Per questo riceverà la visita del “giornalista”, che alla fine del libro si intravede per quel che probabilmente è: un agente della CIA.



Da questo libro è stato tratto un film di Mira Nair dallo stesso titolo. Questo è il Trailer.



Si tratta di un film per me bellissimo. Completamente diverso dal libro, quanto a ritmo, stile narrativo e anche contenuto (diversi episodi non sono presenti nel libro o sono cambiati radicalmente). Si tratta, il film più che il libro, di una riflessione a più strati e densità sulla società americana dell’alta finanza e dei suoi impatti sugli uomini e sul mondo. Sugli effetti della competizione spinta e la sua capacità di semplificare, ricatalogare le cose, classificarle secondo un ordine elementare.
In una scena chiave del film (non presente nel libro) Changez e Jim sono davanti al Direttore della casa editrice (che è occidentale, e non sudamericano, e sta a Istambul) che devono decidere di chiudere e mentre questo parla di letteratura e libri il protagonista guarda una tabella excell che riporta tutti i dati delle vendite, le proiezioni, gli indicatori. La tabella dice che il VAN è 0.
Ciò che conta è lì. Sono “i fondamentali”. Non servono, non si possono fare, congetture, ipotesi, aprire prospettive, valutare altro; il capitale umano, il prestigio sociale, la funzione per gli altri stakeholders. Il valore sociale.
L’azionista, il cliente, vuole il massimo valore questo trimestre, non tra due anni, non tra uno, non tra dieci. Lui tra sei mesi sarà su altri investimenti. E in questo mondo di predatori seriali che è la finanza internazionale, deve lasciare rapidamente la tana provvisoria più ricco di come è entrato. Questo è il “fondamentale”. Da qui il potere.

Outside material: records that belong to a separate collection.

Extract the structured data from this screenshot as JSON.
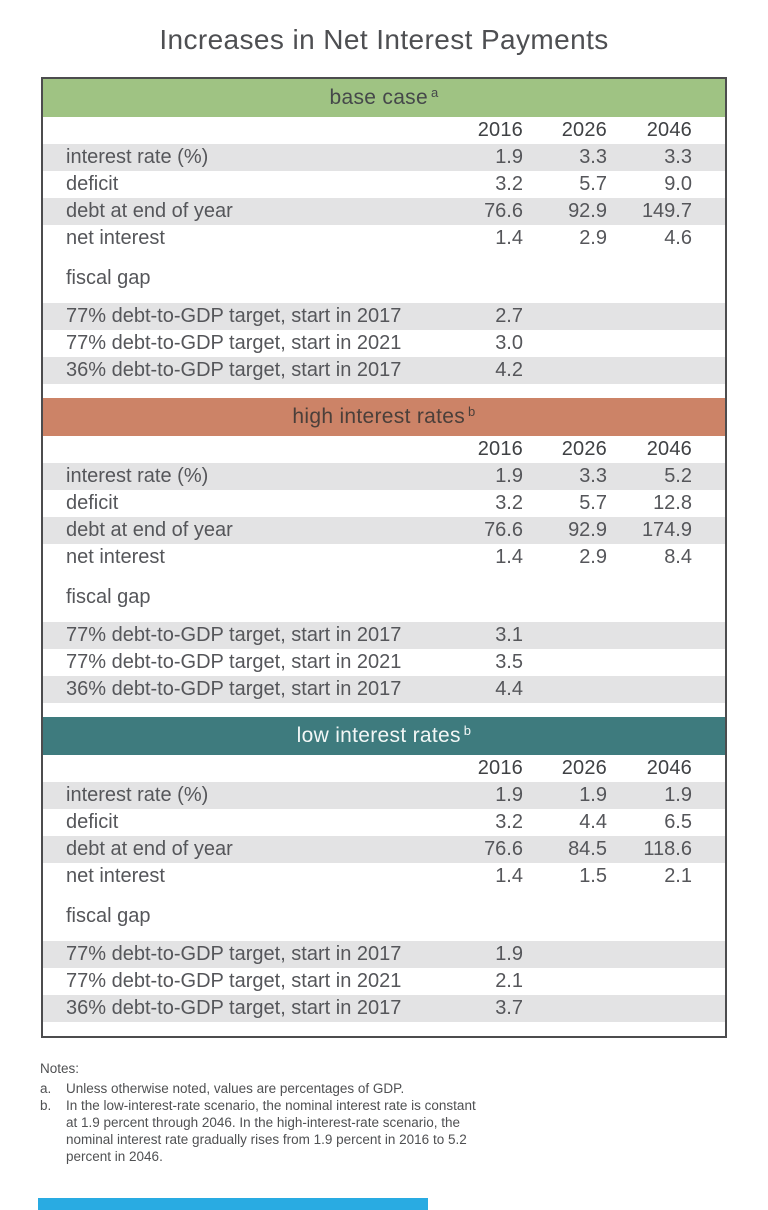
{
  "title": "Increases in Net Interest Payments",
  "colors": {
    "text": "#55565a",
    "stripe": "#e3e3e4",
    "table_border": "#4c4c4e",
    "base_case_header_bg": "#9fc383",
    "base_case_header_text": "#45484a",
    "high_rates_header_bg": "#cc8367",
    "high_rates_header_text": "#4a3f3a",
    "low_rates_header_bg": "#3e7b7e",
    "low_rates_header_text": "#f2f7f6",
    "footer_bar": "#29abe2"
  },
  "chart_data": {
    "type": "table",
    "title": "Increases in Net Interest Payments",
    "columns": [
      "2016",
      "2026",
      "2046"
    ],
    "sections": [
      {
        "id": "base-case",
        "header": "base case",
        "header_sup": "a",
        "header_bg": "#9fc383",
        "header_text_color": "#45484a",
        "rows": [
          {
            "label": "interest rate (%)",
            "values": [
              "1.9",
              "3.3",
              "3.3"
            ]
          },
          {
            "label": "deficit",
            "values": [
              "3.2",
              "5.7",
              "9.0"
            ]
          },
          {
            "label": "debt at end of year",
            "values": [
              "76.6",
              "92.9",
              "149.7"
            ]
          },
          {
            "label": "net interest",
            "values": [
              "1.4",
              "2.9",
              "4.6"
            ]
          }
        ],
        "subhead": "fiscal gap",
        "gap_rows": [
          {
            "label": "77% debt-to-GDP target, start in 2017",
            "value": "2.7"
          },
          {
            "label": "77% debt-to-GDP target, start in 2021",
            "value": "3.0"
          },
          {
            "label": "36% debt-to-GDP target, start in 2017",
            "value": "4.2"
          }
        ]
      },
      {
        "id": "high-interest-rates",
        "header": "high interest rates",
        "header_sup": "b",
        "header_bg": "#cc8367",
        "header_text_color": "#4a3f3a",
        "rows": [
          {
            "label": "interest rate (%)",
            "values": [
              "1.9",
              "3.3",
              "5.2"
            ]
          },
          {
            "label": "deficit",
            "values": [
              "3.2",
              "5.7",
              "12.8"
            ]
          },
          {
            "label": "debt at end of year",
            "values": [
              "76.6",
              "92.9",
              "174.9"
            ]
          },
          {
            "label": "net interest",
            "values": [
              "1.4",
              "2.9",
              "8.4"
            ]
          }
        ],
        "subhead": "fiscal gap",
        "gap_rows": [
          {
            "label": "77% debt-to-GDP target, start in 2017",
            "value": "3.1"
          },
          {
            "label": "77% debt-to-GDP target, start in 2021",
            "value": "3.5"
          },
          {
            "label": "36% debt-to-GDP target, start in 2017",
            "value": "4.4"
          }
        ]
      },
      {
        "id": "low-interest-rates",
        "header": "low interest rates",
        "header_sup": "b",
        "header_bg": "#3e7b7e",
        "header_text_color": "#f2f7f6",
        "rows": [
          {
            "label": "interest rate (%)",
            "values": [
              "1.9",
              "1.9",
              "1.9"
            ]
          },
          {
            "label": "deficit",
            "values": [
              "3.2",
              "4.4",
              "6.5"
            ]
          },
          {
            "label": "debt at end of year",
            "values": [
              "76.6",
              "84.5",
              "118.6"
            ]
          },
          {
            "label": "net interest",
            "values": [
              "1.4",
              "1.5",
              "2.1"
            ]
          }
        ],
        "subhead": "fiscal gap",
        "gap_rows": [
          {
            "label": "77% debt-to-GDP target, start in 2017",
            "value": "1.9"
          },
          {
            "label": "77% debt-to-GDP target, start in 2021",
            "value": "2.1"
          },
          {
            "label": "36% debt-to-GDP target, start in 2017",
            "value": "3.7"
          }
        ]
      }
    ],
    "notes": {
      "heading": "Notes:",
      "items": [
        {
          "marker": "a.",
          "text": "Unless otherwise noted, values are percentages of GDP."
        },
        {
          "marker": "b.",
          "text": "In the low-interest-rate scenario, the nominal interest rate is constant at 1.9 percent through 2046. In the high-interest-rate scenario, the nominal interest rate gradually rises from 1.9 percent in 2016 to 5.2 percent in 2046."
        }
      ]
    }
  }
}
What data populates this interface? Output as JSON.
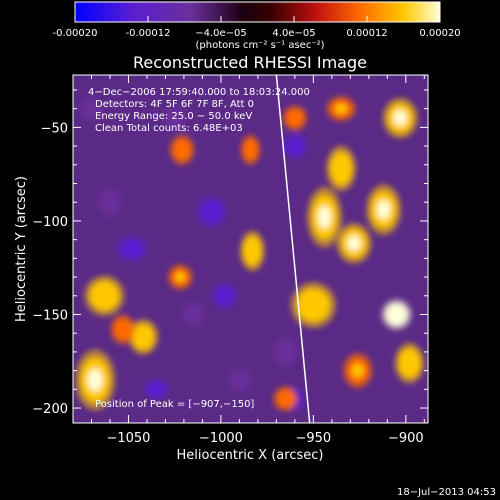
{
  "chart_data": {
    "type": "heatmap",
    "title": "Reconstructed RHESSI Image",
    "xlabel": "Heliocentric X (arcsec)",
    "ylabel": "Heliocentric Y (arcsec)",
    "xlim": [
      -1080,
      -888
    ],
    "ylim": [
      -208,
      -22
    ],
    "x_ticks": [
      -1050,
      -1000,
      -950,
      -900
    ],
    "x_tick_labels": [
      "−1050",
      "−1000",
      "−950",
      "−900"
    ],
    "y_ticks": [
      -50,
      -100,
      -150,
      -200
    ],
    "y_tick_labels": [
      "−50",
      "−100",
      "−150",
      "−200"
    ],
    "colorbar": {
      "range": [
        -0.0002,
        0.0002
      ],
      "ticks": [
        -0.0002,
        -0.00012,
        -4e-05,
        4e-05,
        0.00012,
        0.0002
      ],
      "tick_labels": [
        "-0.00020",
        "-0.00012",
        "−4.0e−05",
        "4.0e−05",
        "0.00012",
        "0.00020"
      ],
      "units_label": "(photons cm⁻² s⁻¹ asec⁻²)",
      "colors": [
        "#0000ff",
        "#5a1fd0",
        "#6b2f9a",
        "#000000",
        "#c01010",
        "#ff6a00",
        "#ffc800",
        "#ffffd8"
      ]
    },
    "annotations": [
      "4−Dec−2006 17:59:40.000 to 18:03:24.000",
      "Detectors: 4F 5F 6F 7F 8F, Att 0",
      "Energy Range: 25.0 − 50.0 keV",
      "Clean     Total counts: 6.48E+03"
    ],
    "peak_label": "Position of Peak = [−907,−150]",
    "peak": [
      -907,
      -150
    ],
    "limb_line": [
      [
        -970,
        -22
      ],
      [
        -952,
        -208
      ]
    ],
    "hot_spots": [
      {
        "x": -1068,
        "y": -185,
        "value": 0.00014,
        "sx": 8,
        "sy": 12
      },
      {
        "x": -1063,
        "y": -140,
        "value": 0.00012,
        "sx": 8,
        "sy": 8
      },
      {
        "x": -1042,
        "y": -162,
        "value": 0.00013,
        "sx": 6,
        "sy": 7
      },
      {
        "x": -1053,
        "y": -158,
        "value": 9e-05,
        "sx": 5,
        "sy": 6
      },
      {
        "x": -1022,
        "y": -130,
        "value": 0.0001,
        "sx": 5,
        "sy": 5
      },
      {
        "x": -1021,
        "y": -62,
        "value": 8e-05,
        "sx": 5,
        "sy": 6
      },
      {
        "x": -983,
        "y": -116,
        "value": 0.00013,
        "sx": 5,
        "sy": 8
      },
      {
        "x": -984,
        "y": -62,
        "value": 8e-05,
        "sx": 4,
        "sy": 6
      },
      {
        "x": -965,
        "y": -195,
        "value": 6e-05,
        "sx": 5,
        "sy": 5
      },
      {
        "x": -950,
        "y": -145,
        "value": 0.00012,
        "sx": 9,
        "sy": 9
      },
      {
        "x": -944,
        "y": -98,
        "value": 0.00016,
        "sx": 7,
        "sy": 12
      },
      {
        "x": -935,
        "y": -72,
        "value": 0.00013,
        "sx": 6,
        "sy": 9
      },
      {
        "x": -928,
        "y": -112,
        "value": 0.00017,
        "sx": 7,
        "sy": 8
      },
      {
        "x": -926,
        "y": -180,
        "value": 0.00011,
        "sx": 6,
        "sy": 7
      },
      {
        "x": -912,
        "y": -94,
        "value": 0.00016,
        "sx": 7,
        "sy": 10
      },
      {
        "x": -905,
        "y": -150,
        "value": 0.0002,
        "sx": 6,
        "sy": 6
      },
      {
        "x": -903,
        "y": -45,
        "value": 0.00015,
        "sx": 7,
        "sy": 8
      },
      {
        "x": -898,
        "y": -176,
        "value": 0.00012,
        "sx": 6,
        "sy": 8
      },
      {
        "x": -935,
        "y": -40,
        "value": 0.00011,
        "sx": 6,
        "sy": 5
      },
      {
        "x": -960,
        "y": -45,
        "value": 7e-05,
        "sx": 5,
        "sy": 5
      }
    ],
    "cold_spots": [
      {
        "x": -1048,
        "y": -115,
        "value": -0.00012,
        "sx": 6,
        "sy": 5
      },
      {
        "x": -1005,
        "y": -95,
        "value": -0.00012,
        "sx": 6,
        "sy": 6
      },
      {
        "x": -1015,
        "y": -150,
        "value": -0.0001,
        "sx": 5,
        "sy": 5
      },
      {
        "x": -998,
        "y": -140,
        "value": -0.00015,
        "sx": 5,
        "sy": 5
      },
      {
        "x": -990,
        "y": -185,
        "value": -0.0001,
        "sx": 5,
        "sy": 5
      },
      {
        "x": -960,
        "y": -195,
        "value": -0.00016,
        "sx": 4,
        "sy": 5
      },
      {
        "x": -1035,
        "y": -190,
        "value": -0.00012,
        "sx": 5,
        "sy": 4
      },
      {
        "x": -1060,
        "y": -90,
        "value": -0.00011,
        "sx": 5,
        "sy": 6
      },
      {
        "x": -1070,
        "y": -40,
        "value": -0.0001,
        "sx": 5,
        "sy": 5
      },
      {
        "x": -960,
        "y": -60,
        "value": -0.00013,
        "sx": 5,
        "sy": 5
      },
      {
        "x": -965,
        "y": -170,
        "value": -0.0001,
        "sx": 5,
        "sy": 6
      },
      {
        "x": -1025,
        "y": -45,
        "value": -9e-05,
        "sx": 5,
        "sy": 5
      }
    ]
  },
  "footer": {
    "timestamp": "18−Jul−2013 04:53"
  }
}
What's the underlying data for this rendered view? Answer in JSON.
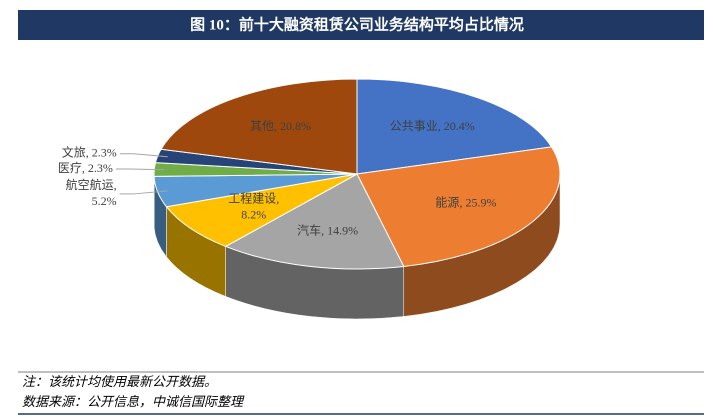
{
  "header": {
    "title": "图 10：前十大融资租赁公司业务结构平均占比情况"
  },
  "chart_data": {
    "type": "pie3d",
    "categories": [
      "公共事业",
      "能源",
      "汽车",
      "工程建设",
      "航空航运",
      "医疗",
      "文旅",
      "其他"
    ],
    "values": [
      20.4,
      25.9,
      14.9,
      8.2,
      5.2,
      2.3,
      2.3,
      20.8
    ],
    "value_labels": [
      "20.4%",
      "25.9%",
      "14.9%",
      "8.2%",
      "5.2%",
      "2.3%",
      "2.3%",
      "20.8%"
    ],
    "label_separator": ",",
    "colors": [
      "#4472c4",
      "#ed7d31",
      "#a5a5a5",
      "#ffc000",
      "#5b9bd5",
      "#70ad47",
      "#264478",
      "#9e480e"
    ]
  },
  "footer": {
    "note": "注：该统计均使用最新公开数据。",
    "source": "数据来源：公开信息，中诚信国际整理"
  }
}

Dal film è più chiaro che Changez si distacca da questo ruolo di “truppa d’assalto” grazie alle risorse della sua tradizione (meravigliosa la riunione nella quale il padre, con tutta la famiglia e la comunità ascolta uno struggente canto sufi). Grazie ad esse, rifiuta anche la semplificazione simmetrica: l’incontro con il fondamentalista militante (e non “riluttante”) che vede “i fondamentali” nel Corano. Ne rifiuta l’arruolamento.


In un finale del tutto diverso da quello del libro, Changez, ormai maturo, pronuncia una bellissima orazione per l’amico morto (ed ucciso per errore dall’agente americano) nel quale rifiuta la semplicità della reazione violenta: <Sì sono pakistano, sì sono mussulmano, ma non sono soltanto questo>.